終わりの見えない物価高。食品やガソリン、推しのコンサート代などいろいろなものが値上がりする中、「特にこれはしんどい」と感じるポイントは人それぞれです。All About編集部が実施したアンケートには、実にさまざまな声が寄せられました。
今回はその中から、茨城県に住む38歳女性の「物価高で一番苦しいと感じること」を紹介します。
久しぶりに行った駄菓子屋で
【回答者プロフィール】
・居住地:茨城県
・年齢:38歳
・家族構成:既婚(子なし)
・雇用形態:パート・アルバイト
・職業:事務
・世帯年収:840万円
・貯蓄:約200万円
女性が物価高で一番苦しいと感じることは「子どもたちの身近な楽しみにまで影響が出ていること」だそう。
「先日、子どものころによく通っていた駄菓子屋に久しぶりに行ったのですが、お店の方が『今は100円を握りしめて買い物を楽しむ時代は終わってしまった』と悲しそうに話していました。気軽に買えたお菓子も値上がりしており、子どもたちがあまり買わなくなったため店に置かなくなった商品もあるそうです。実際に子どもたちが限られた金額の中で悩みながら買い物をしている様子を見て、物価高は大人だけでなく子どもたちの楽しみにも影響していると強く感じました」
さらに、女性は周囲の人と話していて特に衝撃を受けたことがあるそう。
「日用品や食料品の値段が一気に値上がって、今、気にせず以前のように買うと、会計時の金額が明らかに高くなり驚くことが増えました。周囲の人と話していても『節約している』『買うものを減らした』という声をよく聞くようになりました。自分だけでなく、みんな厳しい状況なんだと感じる一方で、家族が自由に使えるお金が減っている現実に少し落ち込むこともあります」
「収入が大きく変わらない中で、支出だけが増える」
そんな中、女性はどのように家計を管理しているのでしょうか。生活のやりくりのポイントを聞きました。
「買い物の回数を減らすように意識するようにしています。特売日や近所の方からの情報などで、価格が安い店舗を選んで購入するようにしたり、必要なものだけを事前にリスト化して無駄な出費を減らしたりしています。さらに、大好きな外食を減らして、毎日大変ですが自炊の回数を増やすなど、日々の小さな積み重ねで節約を意識して生活しています」
知恵を絞って物価高から家計を守っている女性ですが、将来についてはどのように考えているのでしょうか。
「物価高がこのまま続いた場合、5年後や10年後は、今以上に生活費の負担が大きくなり、日常的な支出にも慎重にならざるを得ないと感じています。収入が大きく変わらない中で、支出だけが増える状況が続くと、将来への不安も強くなると思います。その一方で、収入を増やす工夫や副業などにも積極的に取り組み、生活に少しでも余裕を持てるようにしていきたいと考えています」
現在の生活だけではなく、今後の生活にも気を配る堅実さがうかがえます。
最後に、この苦しい状況を打破するために何が必要だと思うか、国や社会に求めることや、自分自身が現状を変えるために検討していることを聞きました。

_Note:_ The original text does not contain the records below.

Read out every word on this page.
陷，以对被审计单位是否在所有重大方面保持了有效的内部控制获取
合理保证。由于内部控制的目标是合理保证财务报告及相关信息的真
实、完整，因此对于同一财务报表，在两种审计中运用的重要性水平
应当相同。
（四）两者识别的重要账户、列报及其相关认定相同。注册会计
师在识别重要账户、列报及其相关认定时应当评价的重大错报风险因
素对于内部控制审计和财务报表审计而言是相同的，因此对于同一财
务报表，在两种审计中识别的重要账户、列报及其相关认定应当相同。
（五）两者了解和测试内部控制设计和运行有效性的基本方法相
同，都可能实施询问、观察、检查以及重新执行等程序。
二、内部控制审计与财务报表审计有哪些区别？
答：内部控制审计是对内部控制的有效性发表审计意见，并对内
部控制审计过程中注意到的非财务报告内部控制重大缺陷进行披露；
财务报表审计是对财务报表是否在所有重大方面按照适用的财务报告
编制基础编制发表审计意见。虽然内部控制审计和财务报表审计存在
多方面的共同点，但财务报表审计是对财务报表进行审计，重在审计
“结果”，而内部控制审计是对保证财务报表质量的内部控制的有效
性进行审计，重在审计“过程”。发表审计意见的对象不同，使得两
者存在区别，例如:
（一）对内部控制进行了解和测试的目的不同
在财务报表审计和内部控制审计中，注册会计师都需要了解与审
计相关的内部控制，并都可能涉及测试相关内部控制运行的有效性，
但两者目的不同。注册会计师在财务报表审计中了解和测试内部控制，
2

「現在の物価高の状況を改善するためには、国や社会には賃上げの推進や生活必需品に対する負担軽減の対策をより強化してほしいと感じています。特に日常生活に直結する食料品や光熱費の負担が大きいため、その点への支援が絶対に必要だと思います。また、自分自身としては現在副業などで収入を増やすことを検討しており、在宅でできる仕事に取り組むことで、少しでも家計の負担を減らしたいと考えています。今後も収入を増やすための行動を積極的に続けていきたいです」
<調査概要>
物価高で一番苦しいと感じることに関するアンケート
調査方法:インターネットアンケート
調査実施日:2026年4月6日
調査対象:全国10~70代の250人(男性:76人、女性:173人、回答しない:1人)
※回答者のコメントは原文のまま記載しています。